The results of this study accurately follow the prediction of risk of PONV by Apfel simplified risk score (20). If we intended to assess the baseline risk factor for our study population according to the Apfel simplified risk score, this study comprised female patients as study population and used postoperative opioid in methodology. This gives a score of 2 that indicates medium risk. According to the Apfel simplified scoring system, subjects with medium risk would report an incidence of approximately 40 %. Similarly, we recorded an incidence of 46.88% in the control group in the first 30 minutes. Subjects receiving EA reported lesser incidence of nausea as expected.
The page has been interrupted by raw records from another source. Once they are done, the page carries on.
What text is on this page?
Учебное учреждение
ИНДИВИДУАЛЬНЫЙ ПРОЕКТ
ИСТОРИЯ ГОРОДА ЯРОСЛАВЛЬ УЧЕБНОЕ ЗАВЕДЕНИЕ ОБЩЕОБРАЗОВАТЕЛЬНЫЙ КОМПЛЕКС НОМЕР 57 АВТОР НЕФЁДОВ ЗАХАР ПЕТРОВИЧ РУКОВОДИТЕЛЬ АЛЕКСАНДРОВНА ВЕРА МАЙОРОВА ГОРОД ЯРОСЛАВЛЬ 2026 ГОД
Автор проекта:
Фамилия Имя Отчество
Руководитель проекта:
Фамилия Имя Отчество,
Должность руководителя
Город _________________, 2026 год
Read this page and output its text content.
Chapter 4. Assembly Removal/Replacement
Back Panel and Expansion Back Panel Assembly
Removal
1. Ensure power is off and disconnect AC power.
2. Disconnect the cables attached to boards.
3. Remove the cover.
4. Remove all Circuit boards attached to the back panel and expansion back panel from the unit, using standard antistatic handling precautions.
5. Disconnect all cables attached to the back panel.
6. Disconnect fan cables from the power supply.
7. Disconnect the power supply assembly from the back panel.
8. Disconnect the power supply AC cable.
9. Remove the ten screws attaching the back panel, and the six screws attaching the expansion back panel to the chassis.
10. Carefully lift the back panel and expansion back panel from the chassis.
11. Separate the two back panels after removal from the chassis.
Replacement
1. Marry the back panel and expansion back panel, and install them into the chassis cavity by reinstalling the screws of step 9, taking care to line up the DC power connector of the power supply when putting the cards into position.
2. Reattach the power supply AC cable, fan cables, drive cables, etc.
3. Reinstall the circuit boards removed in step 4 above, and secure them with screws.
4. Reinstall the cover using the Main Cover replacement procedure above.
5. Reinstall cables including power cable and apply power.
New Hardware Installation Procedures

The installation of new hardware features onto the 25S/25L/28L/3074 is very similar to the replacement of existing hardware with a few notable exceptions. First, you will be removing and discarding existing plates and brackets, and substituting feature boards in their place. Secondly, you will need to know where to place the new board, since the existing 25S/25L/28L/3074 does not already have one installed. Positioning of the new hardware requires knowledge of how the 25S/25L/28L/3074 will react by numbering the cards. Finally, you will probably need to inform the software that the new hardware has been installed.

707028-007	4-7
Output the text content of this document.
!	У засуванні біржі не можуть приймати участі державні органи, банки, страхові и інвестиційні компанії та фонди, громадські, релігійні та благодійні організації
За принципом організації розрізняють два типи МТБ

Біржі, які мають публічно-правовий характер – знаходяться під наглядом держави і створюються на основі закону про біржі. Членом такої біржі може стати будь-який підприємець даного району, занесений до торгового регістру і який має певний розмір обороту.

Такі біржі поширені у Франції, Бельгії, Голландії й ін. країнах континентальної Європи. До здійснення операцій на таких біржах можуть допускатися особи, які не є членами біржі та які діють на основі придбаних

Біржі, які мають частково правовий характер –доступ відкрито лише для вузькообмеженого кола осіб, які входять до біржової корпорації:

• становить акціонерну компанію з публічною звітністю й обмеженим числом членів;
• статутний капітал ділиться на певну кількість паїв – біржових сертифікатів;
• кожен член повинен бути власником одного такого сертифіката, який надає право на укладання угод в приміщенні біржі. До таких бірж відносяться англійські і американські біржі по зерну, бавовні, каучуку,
However, one of the limitations in the current study was that we did not collect data on whether our patients were smokers or not, which is part of the Apfel simplified risk score. If we knew the patient’s smoking status, we could have classified baseline risk of PONV as high risk in the non-smoker group.
In conclusion, this study explores potential benefits of intraoperative EA. The findings of this study can contribute to the body of work which encourages the use of cost efficient non-pharmacological agents with minimal side effect profile.